Two unusual projects to brighten up February
As well as our run of the mill (if you can call them that) projects, we often get asked to make unusual objects such as the oval “magic” mirrors and the twin Tipi model shown above. The mirrors were commissioned by an artist for an installation in Italy and had to feature the famous “Mirror, mirror on the wall…” wording in raised gold script. The Tipi model was produced for an events company who wanted to illustrate the exciting and inspirational space created by the twin tent set up.
Demonstration Model for Utility Oils
The purpose of this model was to demonstrate this company’s fleet of new, purpose-built trailers supplying mobile oil related services to industry. We were able to buy “off the shelf” DAF tractors and brand them with the company’s livery but the trailers had to be built from scratch to incorporate a simplified representation of the client’s oil processing equipment. The roofs of the trailers look as though they have been left off but they are actually made from clear 0.5mm acrylic to allow views into the interior whilst protecting the internal components. The transformer installation was also made from scratch, at a slightly simplified level.
Detailed marketing model on complex sloping site.

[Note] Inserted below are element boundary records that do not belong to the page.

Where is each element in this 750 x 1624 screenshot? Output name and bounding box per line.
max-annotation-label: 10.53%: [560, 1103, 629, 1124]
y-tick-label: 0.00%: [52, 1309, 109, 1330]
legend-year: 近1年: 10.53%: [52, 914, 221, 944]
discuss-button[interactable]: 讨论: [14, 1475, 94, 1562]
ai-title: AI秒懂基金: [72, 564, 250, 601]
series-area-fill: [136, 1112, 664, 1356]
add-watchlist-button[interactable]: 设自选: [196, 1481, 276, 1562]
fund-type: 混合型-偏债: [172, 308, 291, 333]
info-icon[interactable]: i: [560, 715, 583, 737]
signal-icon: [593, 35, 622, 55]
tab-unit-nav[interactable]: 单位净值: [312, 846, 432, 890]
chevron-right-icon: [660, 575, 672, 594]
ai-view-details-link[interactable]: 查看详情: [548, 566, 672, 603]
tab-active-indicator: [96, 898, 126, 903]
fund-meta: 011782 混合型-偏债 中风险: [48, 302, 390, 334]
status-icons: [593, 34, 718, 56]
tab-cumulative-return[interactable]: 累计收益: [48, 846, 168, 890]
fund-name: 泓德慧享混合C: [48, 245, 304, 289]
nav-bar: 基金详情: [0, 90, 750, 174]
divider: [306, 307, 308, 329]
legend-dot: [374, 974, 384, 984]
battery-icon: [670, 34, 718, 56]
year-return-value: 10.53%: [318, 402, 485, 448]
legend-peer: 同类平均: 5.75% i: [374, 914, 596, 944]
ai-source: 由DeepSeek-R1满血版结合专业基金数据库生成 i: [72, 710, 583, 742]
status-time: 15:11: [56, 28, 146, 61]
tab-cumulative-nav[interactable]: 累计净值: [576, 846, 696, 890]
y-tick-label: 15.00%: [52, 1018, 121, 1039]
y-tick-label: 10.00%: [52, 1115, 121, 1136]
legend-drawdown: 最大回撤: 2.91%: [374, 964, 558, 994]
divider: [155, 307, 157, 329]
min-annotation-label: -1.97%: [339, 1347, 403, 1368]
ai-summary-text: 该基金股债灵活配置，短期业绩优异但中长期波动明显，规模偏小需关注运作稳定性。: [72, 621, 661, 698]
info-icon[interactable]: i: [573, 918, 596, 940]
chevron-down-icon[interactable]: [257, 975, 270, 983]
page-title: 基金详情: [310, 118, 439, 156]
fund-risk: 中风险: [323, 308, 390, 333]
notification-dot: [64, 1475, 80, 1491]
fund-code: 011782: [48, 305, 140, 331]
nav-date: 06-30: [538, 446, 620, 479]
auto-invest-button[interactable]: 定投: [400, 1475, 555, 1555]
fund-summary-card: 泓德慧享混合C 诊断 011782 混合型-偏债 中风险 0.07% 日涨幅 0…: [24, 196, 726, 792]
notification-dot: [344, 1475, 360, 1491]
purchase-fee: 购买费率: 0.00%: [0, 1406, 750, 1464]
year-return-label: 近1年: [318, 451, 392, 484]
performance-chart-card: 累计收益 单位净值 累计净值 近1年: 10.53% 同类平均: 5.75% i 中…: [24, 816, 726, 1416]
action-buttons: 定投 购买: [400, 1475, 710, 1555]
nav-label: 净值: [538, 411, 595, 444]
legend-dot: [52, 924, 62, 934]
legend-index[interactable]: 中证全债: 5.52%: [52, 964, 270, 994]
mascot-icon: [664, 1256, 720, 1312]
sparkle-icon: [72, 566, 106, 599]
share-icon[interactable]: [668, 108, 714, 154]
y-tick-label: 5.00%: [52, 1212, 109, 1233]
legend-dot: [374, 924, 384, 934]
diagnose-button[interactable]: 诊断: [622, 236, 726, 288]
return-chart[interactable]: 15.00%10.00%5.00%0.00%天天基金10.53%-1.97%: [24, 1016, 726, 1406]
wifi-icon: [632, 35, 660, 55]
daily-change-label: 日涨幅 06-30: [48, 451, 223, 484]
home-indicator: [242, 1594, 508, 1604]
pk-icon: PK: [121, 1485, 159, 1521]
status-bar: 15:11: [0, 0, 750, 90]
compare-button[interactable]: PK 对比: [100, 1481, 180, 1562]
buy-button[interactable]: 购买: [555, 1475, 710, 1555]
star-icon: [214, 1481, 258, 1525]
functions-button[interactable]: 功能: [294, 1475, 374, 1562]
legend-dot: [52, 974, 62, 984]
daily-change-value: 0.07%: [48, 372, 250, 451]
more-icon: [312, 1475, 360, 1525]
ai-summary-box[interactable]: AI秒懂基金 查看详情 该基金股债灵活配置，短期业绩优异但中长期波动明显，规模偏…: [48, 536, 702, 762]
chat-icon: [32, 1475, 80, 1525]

This technically demanding project was one of several marketing models we have made recently for national house builder Taylor Wimpey. It was a particularly difficult project because it comprised over 150 units on a steeply sloping site. Many of the houses were split level properties and each plot required accurate modelling of retaining walls, complex access steps, and carefully designed embankments in the gardens. Even though 1:250 is a fairly small scale, if you click on the first image to enlarge it you’ll see the high level of detail we have been able to achieve. The second image shows the model on site in their marketing suite.
Button controlled model for Northern PowerGrid
CLNR stands for Customer Led Network Revolution, a method of optimizing the power supply network based on immediate reaction to varying customer demands. The purpose of this model was to illustrate Northern Powergrid’s strategies for maximizing the efficiency of their supplies to both domestic and commercial users. The model looks deceptively simple but actually features some complex programming to demonstrate how the network adjusts to the demands of different users at different times of the day, including storing surplus power for later use. The button panel allows the user to set up varying power requirements which are indicated by lights on the model (turning red) and then press further buttons that illustrate how the demands are resolved (turning the lights green) with energy efficient systems and procedures.
“Drivetrain” for wind turbine – Scale 1:20
A “Drivetrain”, in case you were wondering, is the component that harnesses the power from the revolving blades of a wind turbine – it’s the machinery the blades are connected to at the top of the tower, normally hidden under a cowling. This particular model was commissioned for use as an eye catching display at trade shows and exhibitions. It was designed to illustrate the flexible, modular nature of the client’s product which could be easily adapted for different types of wind turbine. Taking the real thing along wasn’t really an option due to its massive size and weight. If you click on the images to enlarge them, you’ll see the outline of a standing figure which gives a sense of the machine’s real life dimensions. At 1:20 scale we were able to show a plenty of realistic detail, including individual nuts and bolts and the huge single disc brake with four callipers on the back face of the model.